You are viewing a plain text version of this content. The canonical link for it is here.
Posted to dev@mesos.apache.org by Stratos Dimopoulos <st...@gmail.com> on 2014/10/31 22:32:11 UTC
MPI on Hadoop

Hi all,

I have already sent this to the user mailing list but didn't get a reply.
So I thought about trying here. If you have any hints please let me know.

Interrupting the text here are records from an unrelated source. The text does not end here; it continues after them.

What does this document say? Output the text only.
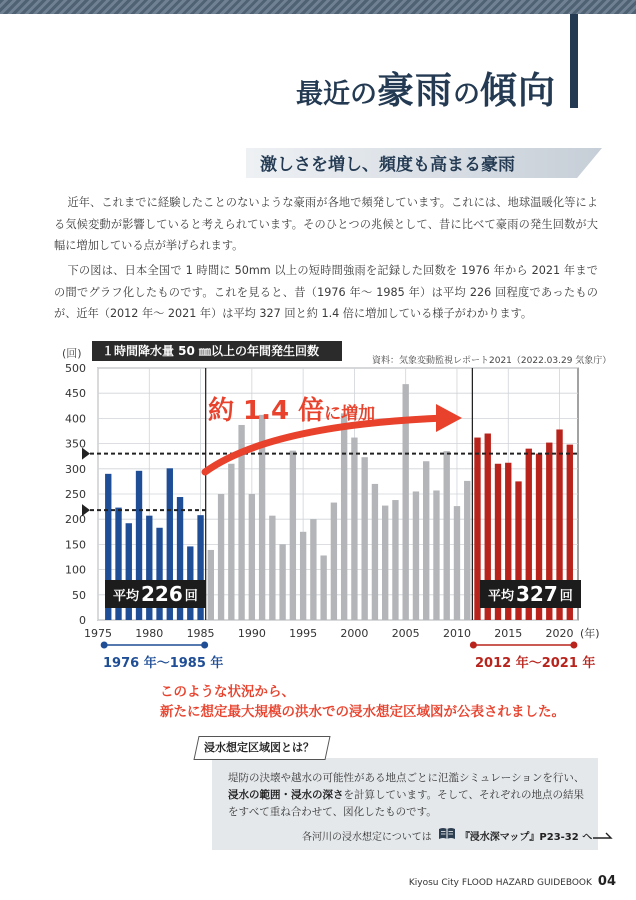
最近の豪雨の傾向
激しさを増し、頻度も高まる豪雨

近年、これまでに経験したことのないような豪雨が各地で頻発しています。これには、地球温暖化等による気候変動が影響していると考えられています。そのひとつの兆候として、昔に比べて豪雨の発生回数が大幅に増加している点が挙げられます。

下の図は、日本全国で 1 時間に 50mm 以上の短時間強雨を記録した回数を 1976 年から 2021 年までの間でグラフ化したものです。これを見ると、昔（1976 年～ 1985 年）は平均 226 回程度であったものが、近年（2012 年～ 2021 年）は平均 327 回と約 1.4 倍に増加している様子がわかります。

0
50
100
150
200
250
300
350
400
450
500
1975 1980 1985 1990 1995 2000 2005 2010 2015 2020 (年)
(回)	１時間降水量 50 ㎜以上の年間発生回数
資料：気象変動監視レポート2021（2022.03.29 気象庁）
約 1.4 倍に増加
平均 226 回	平均 327 回
1976 年～1985 年	2012 年～2021 年

このような状況から、
新たに想定最大規模の洪水での浸水想定区域図が公表されました。

浸水想定区域図とは？

堤防の決壊や越水の可能性がある地点ごとに氾濫シミュレーションを行い、浸水の範囲・浸水の深さを計算しています。そして、それぞれの地点の結果をすべて重ね合わせて、図化したものです。

各河川の浸水想定については	『浸水深マップ』P23-32 へ
Kiyosu City FLOOD HAZARD GUIDEBOOK 04
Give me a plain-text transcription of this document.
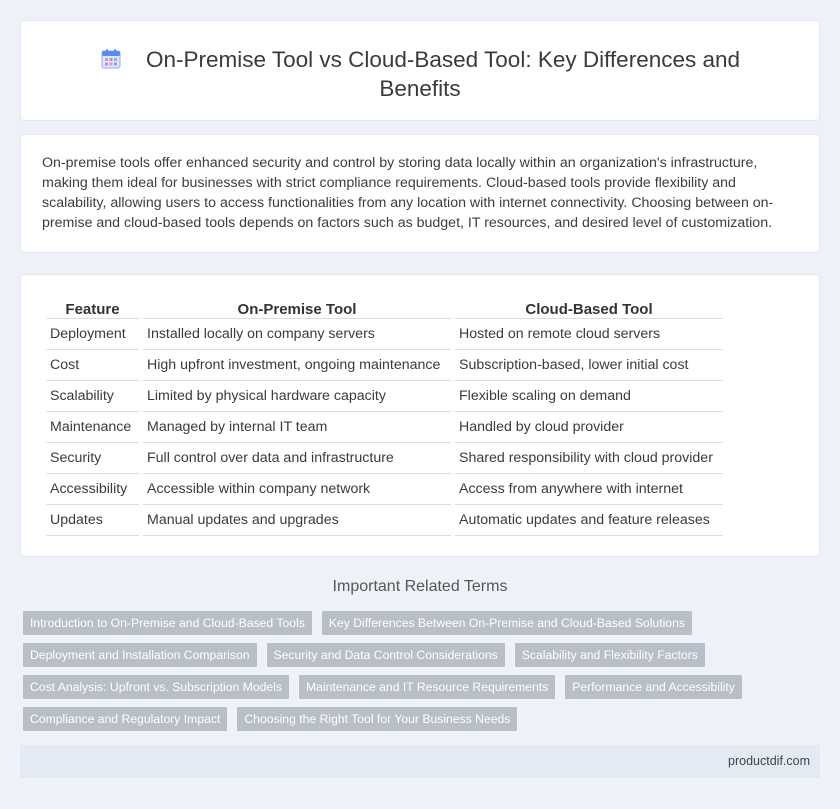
On-Premise Tool vs Cloud-Based Tool: Key Differences and Benefits

On-premise tools offer enhanced security and control by storing data locally within an organization's infrastructure, making them ideal for businesses with strict compliance requirements. Cloud-based tools provide flexibility and scalability, allowing users to access functionalities from any location with internet connectivity. Choosing between on-premise and cloud-based tools depends on factors such as budget, IT resources, and desired level of customization.

Feature	On-Premise Tool	Cloud-Based Tool
Deployment	Installed locally on company servers	Hosted on remote cloud servers
Cost	High upfront investment, ongoing maintenance	Subscription-based, lower initial cost
Scalability	Limited by physical hardware capacity	Flexible scaling on demand
Maintenance	Managed by internal IT team	Handled by cloud provider
Security	Full control over data and infrastructure	Shared responsibility with cloud provider
Accessibility	Accessible within company network	Access from anywhere with internet
Updates	Manual updates and upgrades	Automatic updates and feature releases
Important Related Terms
Introduction to On-Premise and Cloud-Based Tools Key Differences Between On-Premise and Cloud-Based Solutions
Deployment and Installation Comparison Security and Data Control Considerations Scalability and Flexibility Factors
Cost Analysis: Upfront vs. Subscription Models Maintenance and IT Resource Requirements Performance and Accessibility
Compliance and Regulatory Impact Choosing the Right Tool for Your Business Needs
productdif.com
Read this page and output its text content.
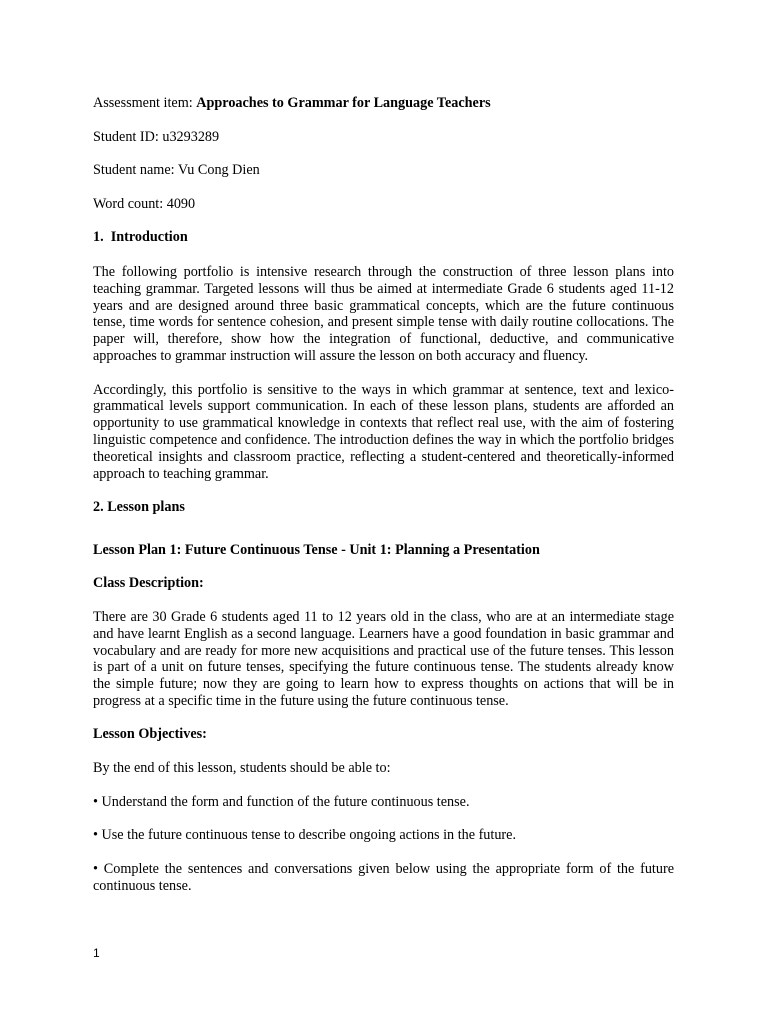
Assessment item: Approaches to Grammar for Language Teachers

Student ID: u3293289

Student name: Vu Cong Dien

Word count: 4090

1.  Introduction

The following portfolio is intensive research through the construction of three lesson plans into teaching grammar. Targeted lessons will thus be aimed at intermediate Grade 6 students aged 11-12 years and are designed around three basic grammatical concepts, which are the future continuous tense, time words for sentence cohesion, and present simple tense with daily routine collocations. The paper will, therefore, show how the integration of functional, deductive, and communicative approaches to grammar instruction will assure the lesson on both accuracy and fluency.

Accordingly, this portfolio is sensitive to the ways in which grammar at sentence, text and lexico-grammatical levels support communication. In each of these lesson plans, students are afforded an opportunity to use grammatical knowledge in contexts that reflect real use, with the aim of fostering linguistic competence and confidence. The introduction defines the way in which the portfolio bridges theoretical insights and classroom practice, reflecting a student-centered and theoretically-informed approach to teaching grammar.

2. Lesson plans

Lesson Plan 1: Future Continuous Tense - Unit 1: Planning a Presentation

Class Description:

There are 30 Grade 6 students aged 11 to 12 years old in the class, who are at an intermediate stage and have learnt English as a second language. Learners have a good foundation in basic grammar and vocabulary and are ready for more new acquisitions and practical use of the future tenses. This lesson is part of a unit on future tenses, specifying the future continuous tense. The students already know the simple future; now they are going to learn how to express thoughts on actions that will be in progress at a specific time in the future using the future continuous tense.

Lesson Objectives:

By the end of this lesson, students should be able to:

• Understand the form and function of the future continuous tense.

• Use the future continuous tense to describe ongoing actions in the future.

• Complete the sentences and conversations given below using the appropriate form of the future continuous tense.

1
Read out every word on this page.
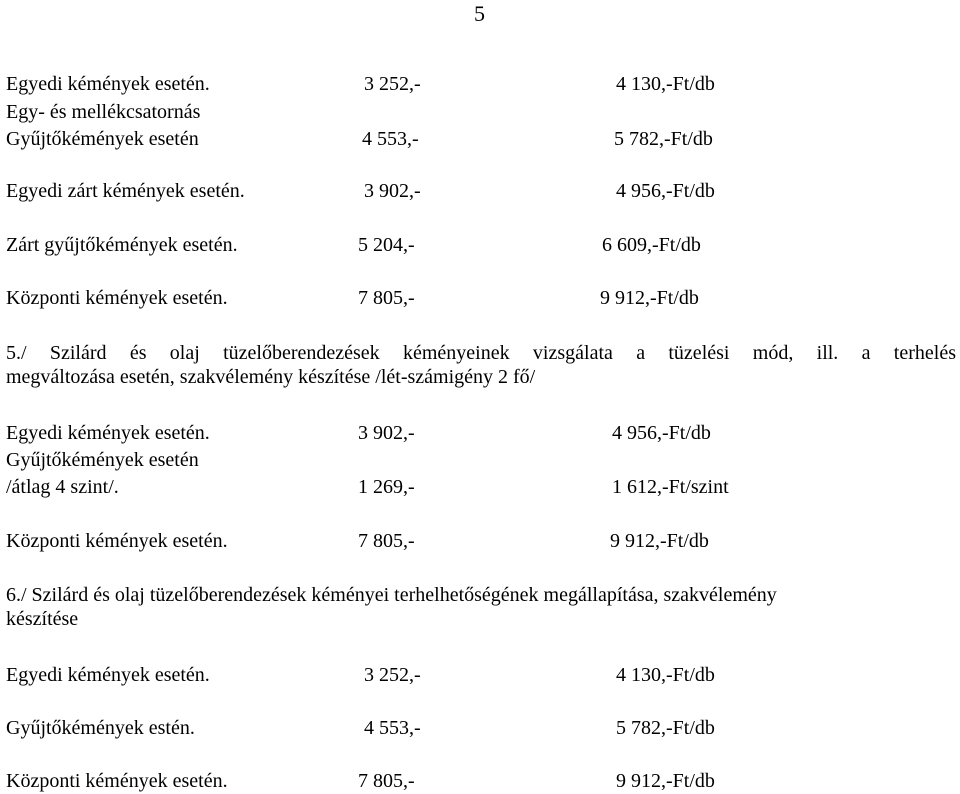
5
Egyedi kémények esetén.	3 252,-	4 130,-Ft/db
Egy- és mellékcsatornás
Gyűjtőkémények esetén	4 553,-	5 782,-Ft/db
Egyedi zárt kémények esetén.	3 902,-	4 956,-Ft/db
Zárt gyűjtőkémények esetén.	5 204,-	6 609,-Ft/db
Központi kémények esetén.	7 805,-	9 912,-Ft/db
5./ Szilárd és olaj tüzelőberendezések kéményeinek vizsgálata a tüzelési mód, ill. a terhelés
megváltozása esetén, szakvélemény készítése /lét-számigény 2 fő/
Egyedi kémények esetén.	3 902,-	4 956,-Ft/db
Gyűjtőkémények esetén
/átlag 4 szint/.	1 269,-	1 612,-Ft/szint
Központi kémények esetén.	7 805,-	9 912,-Ft/db
6./ Szilárd és olaj tüzelőberendezések kéményei terhelhetőségének megállapítása, szakvélemény
készítése
Egyedi kémények esetén.	3 252,-	4 130,-Ft/db
Gyűjtőkémények estén.	4 553,-	5 782,-Ft/db
Központi kémények esetén.	7 805,-	9 912,-Ft/db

I am having a couple of issues trying to run MPI over Mesos. I am using
Mesos 0.20.0 on Ubuntu 12.04 and MPICH2.

- I was able to successfully (?) run a helloworld MPI program but still the
task appears as lost in the GUI. Here is the stack trace from the mpi
execution:

>> We've launched all our MPDs; waiting for them to come up
Got 1 mpd(s), running mpiexec
Running mpiexec


 *** Hello world from processor euca-10-2-235-206, rank 0 out of 1
processors ***

mpiexec completed, calling mpdallexit euca-10-2-248-74_57995
Task 0 in state 5
A task finished unexpectedly, calling mpdexit on euca-10-2-248-74_57995
mpdroot: perror msg: No such file or directory
mpdroot: cannot connect to local mpd at: /tmp/mpd2.console_root
    probable cause:  no mpd daemon on this machine
    possible cause:  unix socket /tmp/mpd2.console_root has been removed
mpdexit (__init__ 1208): forked process failed; status=255
I1028 22:15:04.774554  4859 sched.cpp:747] Stopping framework
'20141028-203440-1257767434-5050-3638-0006'
2014-10-28 22:15:04,795:4819(0x7fd7b1422700):ZOO_INFO@zookeeper_close@2505:
Closing zookeeper sessionId=0x14959388d4e0020


And also in *executor stdout* I get:
sh -c 'mpd --noconsole --ncpus=1 --host=euca-10-2-248-74
--port=39237'Command exited with status 127 → command not found

and on *stderr*:
sh: 1 mpd: not found

I am assuming the messages on the executor's log files appear because after
mpiexec is completed the task is finished and the mpd ring is no longer
running - so it complains about not finding the mpd command, which normally
works fine.

- An other thing I would like to ask has to do with the procedure to follow
for running MPI on Mesos. So far, using Spark and Hadoop on Mesos, I was
used to have an executor shared on HDFS and there was no need to
distributed the code to the slaves. With MPI I had to distribute the
helloworld executable to slaves, because having it on HDFS didn't work.
Moreover I was expecting that the mpd ring would be started from Mesos (in
the same way that the hadoop jobtracker is started from Mesos for the
HadoopOnMesos implementations). Now I have to first run mpdboot before
being able to run mpi on Mesos. Is the above procedure what I should do or
I am missing something?

- Finally, in order to make MPI to work I had to install the
mesos.interface with pip and manually copy the native directory from the
python/dist-packages (native doesn't exist on the pip repo). And then I
realized there is the mpiexec-mesos.in file that it does all that - I can
update the README to be a little more clear if you want - I am guessing
someone else might also get confused with this.

thanks,
Stratos